Over the last two reporting months, the U.S. Department of Labor produced solid numbers, particularly for October, when the economy added 298,000 non-farm jobs. The tally more than doubled the results of the prior month, setting the stage for the Federal Reserve to raise its much promised interest rate target. Although November's total of 211,000 was off from a percentage basis, it met analysts' expectations and further bolstered the Fed's probability of shifting to a hawkish monetary policy.
It's hard to state that, from a contextual basis, these results are positive. In November of last year, the economy added more than twice as many jobs, yet the Fed still felt at the time that more work needed to be done -- no pun intended. But for the sake of argument, let's agree that the mainstream is optimistic about future prospects. Clearly, all boats have been lifted -- except one very conspicuous exception.

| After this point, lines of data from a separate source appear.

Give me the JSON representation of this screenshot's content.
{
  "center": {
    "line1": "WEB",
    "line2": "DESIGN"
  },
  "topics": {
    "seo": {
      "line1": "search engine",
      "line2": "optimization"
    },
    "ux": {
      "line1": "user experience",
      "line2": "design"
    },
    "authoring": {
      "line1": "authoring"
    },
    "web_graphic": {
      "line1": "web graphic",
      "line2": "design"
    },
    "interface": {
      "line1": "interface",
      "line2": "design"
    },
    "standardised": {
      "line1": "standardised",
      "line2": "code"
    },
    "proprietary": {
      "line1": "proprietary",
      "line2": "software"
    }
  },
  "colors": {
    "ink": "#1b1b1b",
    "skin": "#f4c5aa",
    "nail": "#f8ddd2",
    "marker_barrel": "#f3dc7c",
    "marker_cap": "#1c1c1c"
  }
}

Hispanics -- which according to the L.A. Times is the second-largest minority group in the U.S. at 17% of the population -- have seen their unemployment rate decline only marginally compared to Whites, Blacks, and Asians. Year-over-year, the latter three categories saw an average -15% year-over-year decline in unemployment rate, with Asians leading the pack at -17%. In contrast, Hispanics saw a decline in unemployment of only -3%.
The magnitude of difference, or spread, between Hispanics and the other racial categories is enormous -- a whopping 400%! Within the non-Hispanic groups, the spread between the most improved unemployment rate and the least improved is 39%. This is more than just a mere anomaly. Hispanics have averaged a very linear unemployment rate, whereas non-Hispanics have all seen a sharp drop.
Statistics would suggest that the lack of improvement in job prospects for Hispanics is nothing of their own doing. In nominal terms, they are currently ranked number three at 6.4% unemployed, whereas Blacks rank a distant fourth at 9.4%. The linearity seen in Hispanic job growth tells us that structurally, there are not many opportunities for them to advantage.
Typically, Hispanic labor is over-represented in low skill or manual industries. To some extent, this explains why Hispanics -- who are under-represented in higher education as compared to Whites and Asians -- are finding it difficult to compete in a high-tech world. But that in and of itself is not the entire story.
There will always be a need for manual labor. As industries grow, maintenance services such as custodial work or sanitation will likewise increase. Whites are loathe to take such jobs, and hard-working, family-oriented Hispanics will often grab these opportunities. But without top-line growth, this "bottom-line" growth will not trickle over. The lack of job growth among Hispanics indirectly state that the U.S. is building a house without a foundation.
And that condition has a very low probability of success.